Dunkerley, 54, joined Hawaiian in late 2002 and has been CEO since 2005 — among the longest-tenured CEOs in the airline industry. He had been an executive at British Airways and an aviation consultant before that.
When Dunkerley arrived, Hawaiian depended almost entirely on traffic from the U.S. mainland and among Hawaii’s islands. As CEO, he tried to grab a bigger share of Asian tourists to Hawaii by adding flights from new destinations in Japan, China, South Korea, Australia and New Zealand. International travel now accounts for about one-fourth of the airline’s revenue.
Like other airlines, Hawaiian has benefited recently from strong demand for travel and relatively lower fuel prices. After losing money as recently as 2011, Hawaiian’s net income has risen each of the last three years. It was $235 million in 2016, and analysts expect close to $300 million this year, according to a FactSet survey.

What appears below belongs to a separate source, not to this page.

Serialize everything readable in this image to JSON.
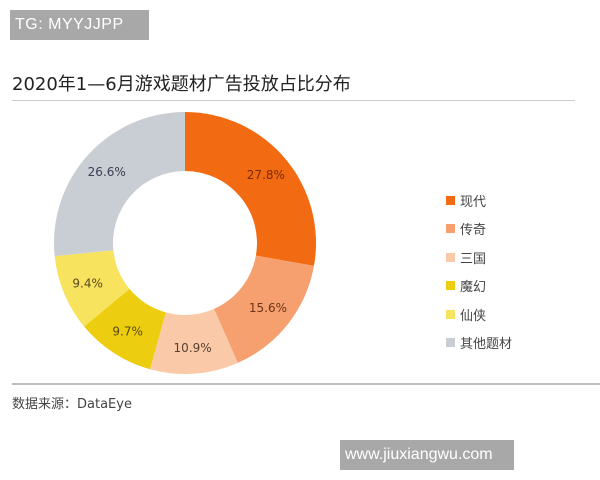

Hawaiian’s stock price increased six-fold from the beginning of 2014 through 2016. But it has been one of the worst airline stocks this year, with shares falling 32 percent so far in 2017.
Shares of Hawaiian Holdings Inc. had a banner day Thursday, however, leading a broad rally in airline stocks by jumping $1.77, or 4.8 percent, to close at $38.85. That was before the news of Dunkerley’s retirement. They were up 5 cents more in late trading.